Una ragazza che conosco bene non denunciò il suo stupratore perché “sapeva” che le conveniva non farlo. Molte denunciano, altre non ce la fanno. La famiglia spesso è nemica della giustizia. La famiglia è spesso nemica della donna. A volte mi sembra che alcune donne vogliano far soffrire le altre come vendetta verso uomini contro cui non possono ribellarsi. Sono le stesse che ignorerebbero se accadesse alle loro figlie? E cosa insegnano a figlie e figli? Che il mondo è degli uomini e bisogna darla comunque sia ? O che puoi sempre andare via, reagire perché hai la libertà di scelta?

Quanto alla definizione di “compagni” – per gli stupratori di Parma – non basta qualsiasi appartenenza a sinistra o laica per non essere a rischio di fascismo. Conta quello che fai e che sei. Soprattutto quello che fai.

Decenni di lotte femministe per l’auto-determinazione, la libertà di esprimersi anche attraverso la sessualità… mi sembra ci sia ancora tanta strada da fare. Come disse Einstein: «E’ più facile spezzare un atomo che un pregiudizio». I pregiudizi sono quelli di tanti (e di alcune donne) che continuano a dire: “se l’è cercata” oppure “in fondo cosa vuoi che sia” o persino “se stai ferma non ti succede niente” e ancora “quando ce l’hai dentro ti piace comunque”… “se stavi a casa non succedeva, se non ti vestivi così, e poi chissà tu cosa gli hai detto”…

Se non urli non è stupro: lo ha detto persino qualche giudice.

Abbiamo molta strada da fare.

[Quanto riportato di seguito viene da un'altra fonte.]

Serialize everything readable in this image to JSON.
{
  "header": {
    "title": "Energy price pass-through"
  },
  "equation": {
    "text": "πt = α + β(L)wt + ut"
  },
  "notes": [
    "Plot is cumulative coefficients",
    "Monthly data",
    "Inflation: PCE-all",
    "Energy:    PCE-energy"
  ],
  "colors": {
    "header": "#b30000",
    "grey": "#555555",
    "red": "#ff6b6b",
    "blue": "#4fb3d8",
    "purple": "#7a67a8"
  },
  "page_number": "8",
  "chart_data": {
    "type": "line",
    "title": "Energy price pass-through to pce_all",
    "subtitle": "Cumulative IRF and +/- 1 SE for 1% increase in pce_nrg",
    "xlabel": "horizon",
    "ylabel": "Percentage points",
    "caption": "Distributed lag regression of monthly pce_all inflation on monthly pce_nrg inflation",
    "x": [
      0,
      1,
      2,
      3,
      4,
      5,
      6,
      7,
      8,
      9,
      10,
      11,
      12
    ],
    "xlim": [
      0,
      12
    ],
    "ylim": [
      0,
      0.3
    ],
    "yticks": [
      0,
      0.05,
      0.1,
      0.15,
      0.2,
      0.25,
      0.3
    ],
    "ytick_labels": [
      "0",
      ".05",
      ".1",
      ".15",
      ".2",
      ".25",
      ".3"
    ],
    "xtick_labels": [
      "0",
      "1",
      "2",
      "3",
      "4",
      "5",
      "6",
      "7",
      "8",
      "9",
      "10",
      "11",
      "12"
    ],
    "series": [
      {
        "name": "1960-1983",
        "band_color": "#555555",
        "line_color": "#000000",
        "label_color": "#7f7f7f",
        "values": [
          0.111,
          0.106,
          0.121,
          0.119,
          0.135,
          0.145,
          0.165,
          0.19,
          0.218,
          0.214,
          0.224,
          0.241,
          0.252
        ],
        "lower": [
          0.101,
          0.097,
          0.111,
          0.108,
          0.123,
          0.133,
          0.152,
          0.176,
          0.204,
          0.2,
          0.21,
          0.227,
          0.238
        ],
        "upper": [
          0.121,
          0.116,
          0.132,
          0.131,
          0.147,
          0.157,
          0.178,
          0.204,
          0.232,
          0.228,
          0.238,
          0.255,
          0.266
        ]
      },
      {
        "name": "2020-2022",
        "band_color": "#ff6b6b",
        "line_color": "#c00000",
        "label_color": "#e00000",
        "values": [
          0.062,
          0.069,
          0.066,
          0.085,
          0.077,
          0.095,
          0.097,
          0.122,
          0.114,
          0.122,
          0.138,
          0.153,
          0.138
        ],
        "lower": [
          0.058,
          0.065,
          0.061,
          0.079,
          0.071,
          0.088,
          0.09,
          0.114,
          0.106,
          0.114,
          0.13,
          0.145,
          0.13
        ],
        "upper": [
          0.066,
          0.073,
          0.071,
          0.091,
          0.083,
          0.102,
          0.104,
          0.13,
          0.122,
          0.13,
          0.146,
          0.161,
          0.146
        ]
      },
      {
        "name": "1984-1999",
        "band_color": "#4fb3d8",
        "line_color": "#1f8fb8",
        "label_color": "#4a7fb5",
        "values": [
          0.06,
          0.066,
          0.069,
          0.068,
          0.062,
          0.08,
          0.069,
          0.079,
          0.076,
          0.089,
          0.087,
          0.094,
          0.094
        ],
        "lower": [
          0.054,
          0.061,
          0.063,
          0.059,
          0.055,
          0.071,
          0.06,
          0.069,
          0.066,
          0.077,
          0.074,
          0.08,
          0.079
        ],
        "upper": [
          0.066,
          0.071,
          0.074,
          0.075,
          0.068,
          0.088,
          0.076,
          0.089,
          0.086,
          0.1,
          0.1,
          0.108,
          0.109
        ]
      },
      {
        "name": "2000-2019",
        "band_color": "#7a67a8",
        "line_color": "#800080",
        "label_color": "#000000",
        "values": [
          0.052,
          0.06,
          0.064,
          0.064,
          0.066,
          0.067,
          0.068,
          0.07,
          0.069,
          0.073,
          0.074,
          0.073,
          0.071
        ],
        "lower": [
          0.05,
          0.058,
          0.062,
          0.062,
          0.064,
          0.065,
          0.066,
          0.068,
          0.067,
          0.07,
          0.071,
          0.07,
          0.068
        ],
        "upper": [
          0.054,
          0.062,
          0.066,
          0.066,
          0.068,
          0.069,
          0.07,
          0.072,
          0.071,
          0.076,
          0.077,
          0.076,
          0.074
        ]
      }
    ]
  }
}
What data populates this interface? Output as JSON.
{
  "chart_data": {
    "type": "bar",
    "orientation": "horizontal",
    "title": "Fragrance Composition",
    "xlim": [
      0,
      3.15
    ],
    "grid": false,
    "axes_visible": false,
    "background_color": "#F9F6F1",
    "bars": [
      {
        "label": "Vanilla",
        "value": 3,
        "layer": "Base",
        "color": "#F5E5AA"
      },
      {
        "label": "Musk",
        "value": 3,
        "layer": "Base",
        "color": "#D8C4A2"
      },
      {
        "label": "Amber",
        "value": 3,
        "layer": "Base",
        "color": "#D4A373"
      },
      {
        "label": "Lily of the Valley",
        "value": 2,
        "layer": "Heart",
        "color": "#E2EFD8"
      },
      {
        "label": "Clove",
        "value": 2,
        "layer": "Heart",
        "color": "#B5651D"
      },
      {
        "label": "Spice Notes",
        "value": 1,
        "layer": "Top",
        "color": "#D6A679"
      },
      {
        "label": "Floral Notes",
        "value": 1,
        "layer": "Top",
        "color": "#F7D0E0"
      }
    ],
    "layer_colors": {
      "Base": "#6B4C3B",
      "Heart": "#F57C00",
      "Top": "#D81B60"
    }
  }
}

La libertà non è gratis.

(*) in “bottega” questa tragica vicenda è stata raccontata qui: Che  antifascismo è se copre uno stupro? (silenzi e complicità su una violenza: a Parma nel 2010 … ma venuta alla luce con anni di ritardo); cfr anche questo intervento, subito prima della sentenza: Lo stupro di Parma: per «Claudia» e per noi. L’immagine è di Anarkikka.